MOST COMMON SCENARIOS:
1. Intermittent catheterization for neurogenic bladder
2. BPH with retention requiring cath
3. Post-obstructive retention
4. Post-procedural retention
5. Diabetic neuropathy with retention
SUPPORTING CODES:
• CPT 51798 - PVR ultrasound (very common with R33.8)[web:327]
• CPT 51701 - Straight cath for residual
• CPT 51702-51703 - Indwelling catheter insertion
HCC: None (symptom code)
RVU: None (diagnosis code)
Supporting procedures have RVU
DOCUMENTATION MUST:
• Confirm retention (PVR >100 mL typically)
• Document specific cause
• State catheterization frequency if applicable
• Cannot be assumed/vague
BOTTOM LINE:
R33.8 = documented retention with identified reason
(not just hesitancy or sensation)
Requires measured PVR or catheterization need.
Code underlying cause FIRST, then R33.8!
QUERY IF UNCLEAR:
"Is retention confirmed? What is the specific cause?"Related Retention Codes
Complete urinary retention family:
- R33.0 - Drug-induced retention of urine (medication-caused)
- R33.8 - Other retention of urine (specific cause documented) ← YOU ARE HERE
- R33.9 - Retention of urine, unspecified (cause unknown)
Related bladder/urinary symptoms (NOT retention):
- R32 - Unspecified urinary incontinence
- R35.0 - Frequency of micturition
- R35.1 - Nocturia
- R39.11 - Hesitancy of micturition
- R39.12 - Poor urinary stream
- R39.14 - Feeling of incomplete bladder emptying
- R39.15 - Urgency of urination
- R34 - Anuria and oliguria (production problem, not retention)
Underlying conditions commonly coded WITH R33.8:
- N40.1 - Benign prostatic hyperplasia with LUTS
- N13.x - Hydronephrosis and obstructive uropathy
- G83.4 - Cauda equina syndrome (neurogenic)
- S34.x - Spinal cord injury
- E10-E14 - Diabetes (if neurogenic from DM)
- N39.0 - UTI (complication of retention)
- T81.40xA - Post-procedural complication
Common Coding Questions
Q: What’s the difference between R33.8 and R33.9?
A: R33.8 = specific cause documented (intermittent cath, neurogenic bladder, etc.) R33.9 = cause unknown or unspecified Choose R33.8 if any reason is documented, R33.9 if cause unclear.
Q: When do I use R33.0 instead of R33.8?
A: R33.0 is specifically for drug-induced/medication-caused retention Examples: Opioid-induced, anticholinergic-induced, decongestant-induced R33.8 is for non-drug causes with documented specificity If medications caused it → R33.0
Q: Can I use R33.8 for hesitancy alone?
A: No.

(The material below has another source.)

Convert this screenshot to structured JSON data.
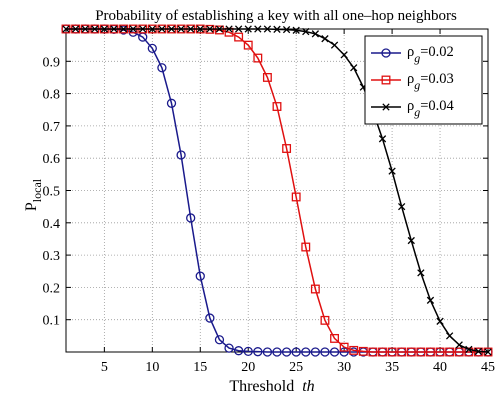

Hesitancy is difficulty starting (R39.11), not retention (inability to empty) R33.8 requires actual documented retention (measured PVR, catheterization)

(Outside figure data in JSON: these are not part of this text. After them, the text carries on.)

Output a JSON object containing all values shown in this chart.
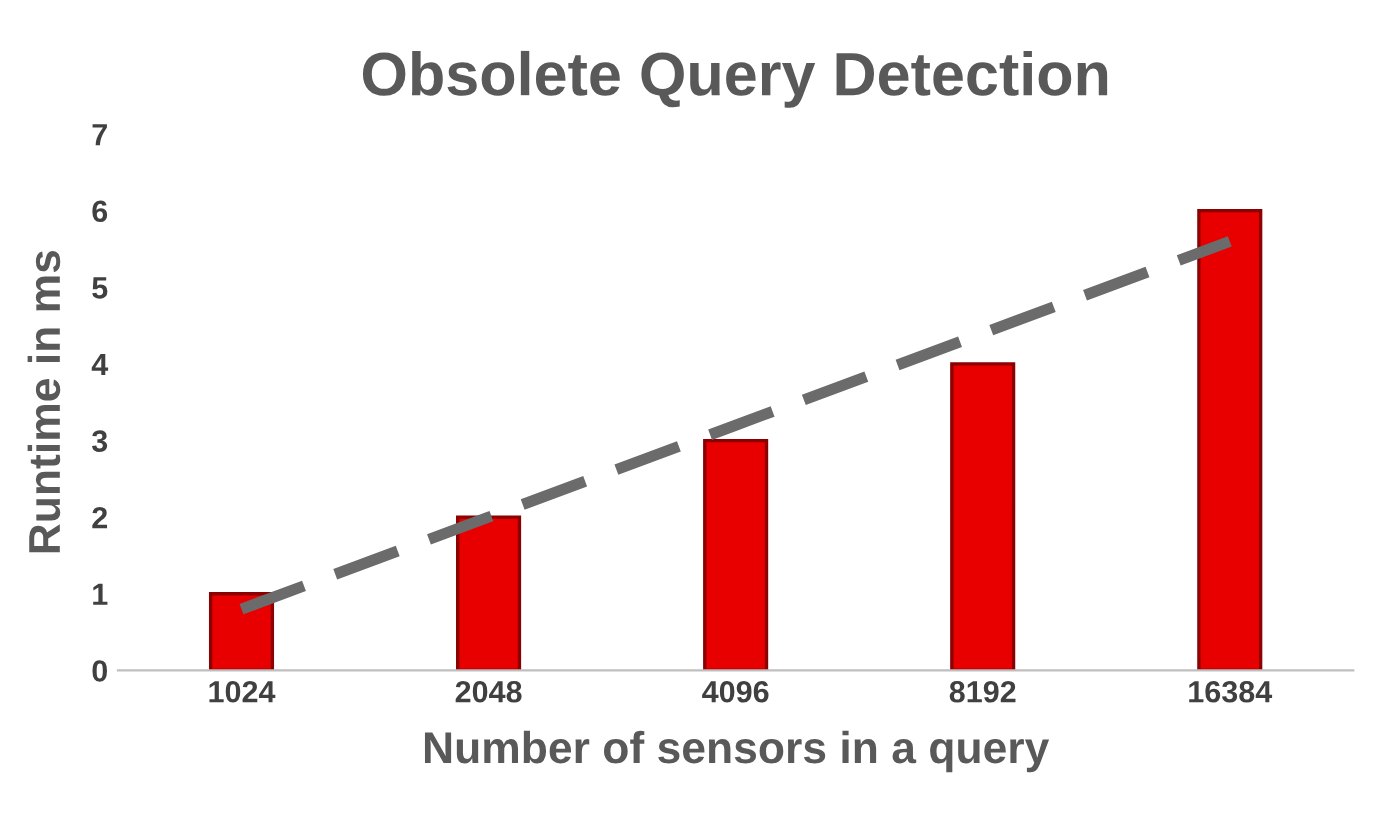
{
  "chart_data": {
    "type": "bar",
    "title": "Obsolete Query Detection",
    "xlabel": "Number of sensors in a query",
    "ylabel": "Runtime in ms",
    "categories": [
      "1024",
      "2048",
      "4096",
      "8192",
      "16384"
    ],
    "series": [
      {
        "color": "#e80000",
        "values": [
          1,
          2,
          3,
          4,
          6
        ]
      },
      {
        "type": "line",
        "color": "#6b6b6b",
        "line_style": "dashed",
        "values": [
          0.8,
          2.0,
          3.2,
          4.4,
          5.6
        ]
      }
    ],
    "ylim": [
      0,
      7
    ],
    "yticks": [
      0,
      1,
      2,
      3,
      4,
      5,
      6,
      7
    ],
    "grid": false,
    "legend": false
  }
}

Q: Should I code R33.8 or the underlying condition (like N40.1)?
A: Code BOTH, but code N40.1 FIRST as the underlying cause Then add R33.8 as secondary diagnosis The “Code first” note in R33.8 specifies this
Q: What if patient is on intermittent cath but PVR isn’t documented?
A: Document the PVR (or try to get it measured) If patient is on intermittent cath program, there’s typically a documented reason (retention) Can use R33.8 if intermittent cath is clearly documented reason
Q: Is R33.8 an HCC code?
A: No, R33.8 is a symptom code and does not map to HCC However, the UNDERLYING CAUSE may be HCC-mapped Example: N40.1 (BPH) or G83.4 (Cauda equina) may have HCC implications
Last Updated: February 10, 2026
For coding reference only - always verify against the current ICD-10-CM, official guidelines, payer policies, and facility rules.
Key Concept: R33.8 is for urinary retention that is confirmed/documented with a specific identifiable cause (not drug-induced, not unspecified). Most commonly used for patients on intermittent catheterization with measured post-void residual or documented neurogenic bladder. Always code the underlying cause FIRST (such as N40.1 for BPH, or G83.4 for neurogenic), then code R33.8 as secondary. The “Code first” instruction in R33.8 specifies this hierarchy. R33.8 is for retention itself, NOT for hesitancy, weak stream, or incomplete emptying sensation. Cannot assume retention—must be documented with measured PVR or clear catheterization indication.